The Magician's Wife
- Cover of the first edition
- Author: James M. Cain
- Language: English
- Genre: Hardboiled novel
- Publisher: Dial Press
- Publication date: 1965
- Publication place: United States
- Media type: Print (hardcover and paperback)
- ISBN: 978-0887480188

= The Magician's Wife (Cain novel) =

1965 novel by James M. Cain

The Magician's Wife is a novel by James M. Cain published in 1965 by Dial Press.

In plot and theme, the work is a near facsimile of Cain's 1934 critical and popular success, The Postman Always Rings Twice.

The Magician's Wife is one of only three of Cain's fourteen novels published in his lifetime that he wrote in the third-person narrative form; the others are Mildred Pierce (1941) and Love's Lovely Counterfeit (1942). The bulk of his novels are written from his preferred first-person point of view.

Despite Dial's efforts to revive Cain's career with The Magician's Wife, it proved a commercial and critical disappointment. Cain would not see another of his novels published until 1975.

==Publication history==
Cain modeled The Magician's Wife on the same formula he employed in his novels of the 1930s: "An adulterous triangle, the murder of the husband…an animal abandon to sexuality, a fixation on eating [and] the two lovers turn on each other, and both die."

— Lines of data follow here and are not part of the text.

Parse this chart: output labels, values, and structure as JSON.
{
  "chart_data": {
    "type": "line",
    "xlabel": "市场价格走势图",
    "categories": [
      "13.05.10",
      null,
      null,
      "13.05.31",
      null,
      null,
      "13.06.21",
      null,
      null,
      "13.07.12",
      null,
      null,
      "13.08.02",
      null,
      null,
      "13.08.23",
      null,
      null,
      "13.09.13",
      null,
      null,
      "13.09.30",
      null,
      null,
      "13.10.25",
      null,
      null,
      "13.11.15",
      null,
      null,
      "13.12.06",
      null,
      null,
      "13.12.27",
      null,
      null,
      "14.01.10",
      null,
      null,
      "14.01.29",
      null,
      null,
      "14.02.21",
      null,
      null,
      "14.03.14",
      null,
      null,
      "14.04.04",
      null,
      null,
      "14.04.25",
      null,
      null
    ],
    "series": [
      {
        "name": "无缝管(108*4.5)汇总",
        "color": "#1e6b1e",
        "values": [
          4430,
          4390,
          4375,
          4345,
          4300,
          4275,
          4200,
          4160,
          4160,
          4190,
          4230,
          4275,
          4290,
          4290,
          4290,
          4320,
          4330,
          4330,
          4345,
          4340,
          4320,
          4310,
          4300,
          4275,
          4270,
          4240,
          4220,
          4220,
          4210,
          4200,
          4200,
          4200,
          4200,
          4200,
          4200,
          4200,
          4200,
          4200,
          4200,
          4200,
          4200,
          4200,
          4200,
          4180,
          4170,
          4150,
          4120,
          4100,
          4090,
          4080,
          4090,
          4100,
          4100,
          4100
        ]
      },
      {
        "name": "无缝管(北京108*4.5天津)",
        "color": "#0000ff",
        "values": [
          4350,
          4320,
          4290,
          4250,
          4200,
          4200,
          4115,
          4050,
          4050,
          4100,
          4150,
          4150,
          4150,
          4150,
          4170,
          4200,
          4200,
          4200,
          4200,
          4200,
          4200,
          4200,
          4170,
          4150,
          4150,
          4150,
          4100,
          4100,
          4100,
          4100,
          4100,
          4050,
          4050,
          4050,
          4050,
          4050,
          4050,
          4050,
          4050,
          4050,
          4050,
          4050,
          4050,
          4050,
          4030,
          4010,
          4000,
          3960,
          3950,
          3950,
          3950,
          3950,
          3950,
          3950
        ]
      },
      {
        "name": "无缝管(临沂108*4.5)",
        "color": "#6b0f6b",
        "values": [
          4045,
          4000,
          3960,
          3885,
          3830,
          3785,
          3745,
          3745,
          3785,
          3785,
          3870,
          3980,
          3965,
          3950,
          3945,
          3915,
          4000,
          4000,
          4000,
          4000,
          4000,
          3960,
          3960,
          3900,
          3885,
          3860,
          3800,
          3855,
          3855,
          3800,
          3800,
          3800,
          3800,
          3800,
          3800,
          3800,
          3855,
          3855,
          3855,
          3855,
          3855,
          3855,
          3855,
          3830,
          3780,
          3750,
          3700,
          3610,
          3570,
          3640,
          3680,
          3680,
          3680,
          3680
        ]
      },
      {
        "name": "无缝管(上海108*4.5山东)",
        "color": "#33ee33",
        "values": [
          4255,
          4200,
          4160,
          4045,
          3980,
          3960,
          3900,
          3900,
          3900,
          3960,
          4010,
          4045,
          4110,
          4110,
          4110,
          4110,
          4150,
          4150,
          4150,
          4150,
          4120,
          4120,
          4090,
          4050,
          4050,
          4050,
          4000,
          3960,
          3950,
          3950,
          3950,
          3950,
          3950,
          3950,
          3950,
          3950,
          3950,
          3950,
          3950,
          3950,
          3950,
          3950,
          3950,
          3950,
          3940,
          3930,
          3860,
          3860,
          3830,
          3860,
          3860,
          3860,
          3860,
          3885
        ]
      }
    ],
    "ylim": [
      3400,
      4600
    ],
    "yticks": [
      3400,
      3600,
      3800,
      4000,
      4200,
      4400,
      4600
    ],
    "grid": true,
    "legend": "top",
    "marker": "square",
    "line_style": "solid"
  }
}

Cain began The Magician's Wife as a first-person narrative, delivered by the lead protagonist, Clay Lockwood. He reconsidered after examining his 1941 novel Mildred Pierce and decided to switch the point-of-view of his work in progress to a third-person narrative. This decision would contribute to the "excessive verbiage" that characterizes the novel.

The editorial management at Dial was in disarray when Cain began writing The Magician's Wife in 1963. Jim Silberman Dial's editor, left for Random House, and Dial saw a succession of chief editors: Richard Baron, Henry Robbins, and E. L. Doctorow, limiting the timely guidance Cain requested for revisions.

A first draft of The Magician's Wife was completed in November 1963, and Cain sent it to his agent Ivan von Auw. His response was cool, questioning the credibility of the characters. Cain rewrote the novel, changing the ending from a happy one into one that involves a double homicide and the death of the hero. Dial approved the revised version for publication pending some unspecified changes. The newest chief editor, E. L. Doctorow, demanded detailed edits, and according to Cain, gave him a "writing lesson." By early 1965, Cain was making major revisions to The Magician's Wife, though Dial appeared to be indifferent as to whether completed the novel or not.

During this period, Dial published Norman Mailer's An American Dream (1965). In critic Tom Wolfe's New York Herald Tribunes Book Week review of the work, he commented that Mailer's literary style emulated that of James M. Cain, but regretted that he "could not match Cain in writing dialogue, creating characters, or carrying character through a long story…"

This high praise from a Wolfe, a "darling" of the devotees of New York's "New Journalism" prompted Dial to capitalize on this "rediscovery" of Cain's oeuvre, and moved quickly to publish The Magician's Wife in 1965, investing in a major promotion of the novel.

==Critical assessment==
The Magician's Wife, which plot-wise is "almost a rewrite" of The Postman Always Rings Twice, lacks the 1934 novel's deft rendering of character. In The Magician's Wife Cain requires "lengthy expressions" to convey insights into his protagonist's backgrounds and motivations. The novel is a "flabby, mangled version of the same basic structure" employed by Cain in his 1934 magnum opus The Postman Always Rings Twice.

Despite efforts to rescue Cain from "literary obscurity", the reviews for The Magician's Wife were mixed, and the sales mediocre. A reviewer at Time declared that Cain's body of work was always "bordering on a trash heap" but had advanced to "pure trash" with his latest publication. Despite efforts by his agent Harold Norling Swanson, the film studios emphatically rejected the novel.

According to biographer Roy Hoopes, The Magician's Wife "brought the curtain down on Cain's efforts to make something of himself as a serious writer..." Cain would not see published another of his book for ten years, though he continued to write them.

== Sources ==
- Hoopes, Roy. 1982. Cain. Holt, Rinehart and Winston. New York. ISBN 0-03-049331-5
- Madden, David. 1970. James M. Cain. Twayne Publishers, Inc. Library Catalog Card Number: 78-120011.
- Skenazy, Paul. 1989. James M. Cain. Continuum Publishing Company. New York.